THE FOUR Rs

Matthew 13:1-9;  18-23

June 14, 2020

 

 

In the so-called “good old days”—whatever and whenever those were—public schools used to boast that they taught the ‘3-Rs’ – “reading, ‘riting’, and ‘rithmetic—all to the tune of a hickory stick.”

 

Had a ministry friend who lived in Beckley, WV (southeast WV), and there there were 4 r’s:  reading, ‘riting,’ ‘rithmetic, and the road to Roanoke (That was the fastest way out of West Virginia from there!)  Apparently, this was the local version of the maxim that a good education can take you anywhere you want to go.

 

There are another ‘4-Rs’ that will get you even further than Roanoke.  These ‘4-Rs’ are the key survival skills of the 21st century:  roots, rituals, relationships, and realities.  Jesus’ parable of the sower and the seeds suggests the power of these ‘4-Rs’ is such that when all are positively present, they can bring us to the very brink of the kingdom of heaven.

 

In Jesus’ parable, the sower casts out seeds which fall on four different environments.  The environment determines the seeds’ ability to grow and survive and bear fruit.

 

R #1:  ROOTS

The batch of seeds cast by the sower that fall onto the rocky ground immediately shoot up high stalks, for there was virtually no soil for putting down roots.  But all this frantic upward growth was in vain.  The first day of scorching heat withered these high stalks.  They had no root system to bring them nourishment and sustain them through the fierce midday sun.

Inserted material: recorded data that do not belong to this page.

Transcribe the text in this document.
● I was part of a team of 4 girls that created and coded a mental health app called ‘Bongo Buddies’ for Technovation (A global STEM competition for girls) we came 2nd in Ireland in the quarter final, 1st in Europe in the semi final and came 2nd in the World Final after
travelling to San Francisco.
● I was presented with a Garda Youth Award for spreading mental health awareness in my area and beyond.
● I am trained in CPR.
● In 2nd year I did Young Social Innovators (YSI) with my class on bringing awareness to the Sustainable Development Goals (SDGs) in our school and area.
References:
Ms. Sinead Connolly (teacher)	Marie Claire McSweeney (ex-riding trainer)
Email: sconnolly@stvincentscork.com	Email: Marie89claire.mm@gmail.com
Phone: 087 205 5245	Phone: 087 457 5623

Roots are just as crucial to humans as they are to plants.  Even in this restless U-Haul culture, we still develop a sense of who we are based on where we come from.

 

In baseball, home plate is both the beginning and destination of your journey.  You go from base to base, with perils in each base path—pick-offs, rundowns, force-outs, double plays, and strike outs.  You are finally safe only when you get back to your roots—home plate.

 

Poet John Berryman, who ridiculed those who asked about his ‘roots’ (‘as if I were a plant,’ he scoffed) – he wrote this credo of rootlessness:

Exile is in our time like blood.

Depend on interior ljourneys taken anywhere.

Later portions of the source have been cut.